Thesaurus as a reference model
Thesurus is a prototypical indexing language. A thesaurus is structured as a semantic network limited to a domain. This network is composed of nodes, and each node represents a concept. This is an agreed language, with shared definitions in the domain. It is controlled in the sense that only the thesuarus' terms could be used to describe a resource. This principle guarantees uniqueness in the relationship concept-term. As a tool to control terminology it has the following term types:
- Descriptors (terms used to represent the concepts within the domain).
- Non-descriptors (terms from the domain that have an equivalent in the list of descriptors. These terms are not used to represent documents, using the equivalent descriptor).

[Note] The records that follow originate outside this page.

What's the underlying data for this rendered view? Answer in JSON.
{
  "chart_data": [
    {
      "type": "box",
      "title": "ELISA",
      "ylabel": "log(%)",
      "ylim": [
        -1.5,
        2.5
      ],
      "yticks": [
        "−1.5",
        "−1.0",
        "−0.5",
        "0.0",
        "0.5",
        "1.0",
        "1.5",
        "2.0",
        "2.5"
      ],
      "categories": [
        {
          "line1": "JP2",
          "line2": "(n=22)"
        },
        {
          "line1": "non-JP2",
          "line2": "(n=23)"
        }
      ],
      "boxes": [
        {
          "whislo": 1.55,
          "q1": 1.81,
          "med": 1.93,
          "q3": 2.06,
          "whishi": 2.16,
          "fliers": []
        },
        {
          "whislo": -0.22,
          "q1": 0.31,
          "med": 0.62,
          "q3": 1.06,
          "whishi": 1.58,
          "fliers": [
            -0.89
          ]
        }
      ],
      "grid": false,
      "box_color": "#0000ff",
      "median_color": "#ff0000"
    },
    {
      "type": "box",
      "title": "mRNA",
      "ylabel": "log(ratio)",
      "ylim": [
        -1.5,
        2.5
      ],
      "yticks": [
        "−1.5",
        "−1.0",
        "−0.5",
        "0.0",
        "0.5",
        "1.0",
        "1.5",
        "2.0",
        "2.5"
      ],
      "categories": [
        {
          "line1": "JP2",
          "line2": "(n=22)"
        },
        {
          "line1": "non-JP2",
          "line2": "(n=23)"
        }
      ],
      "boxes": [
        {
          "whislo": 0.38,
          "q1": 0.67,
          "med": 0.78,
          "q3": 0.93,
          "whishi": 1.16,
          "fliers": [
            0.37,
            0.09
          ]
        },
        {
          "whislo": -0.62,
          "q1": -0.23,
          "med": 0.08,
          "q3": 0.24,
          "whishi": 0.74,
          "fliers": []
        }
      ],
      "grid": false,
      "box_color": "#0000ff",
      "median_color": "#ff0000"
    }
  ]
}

Descriptors are related by means of:
- Hierarchical and associative relationships
- Equivalence relationship to relate Descriptors and Non-descriptors.
References
- LANCASTER, F. W. (2003) El control del vocabulario en la recuperación de información. 2ª ed. Valencia: Universitat de Valencia.
- MOREIRO GONZALEZ, J. A. (2004). El Contenido de los documentos textuales: su análisis y representación mediante el lenguaje natural. Gijón: TREA
- ROE, S.; THOMAS, A. (eds.) (2004). The thesaurus: review, renaissance and revision. New York: The Hawoeth Information Press.
- SLYPE, G. Van (1991). Los lenguajes de indización: concepción, construcción y utilización en los sistemas documentales. Madrid: Fundación Sánchez Ruipérez.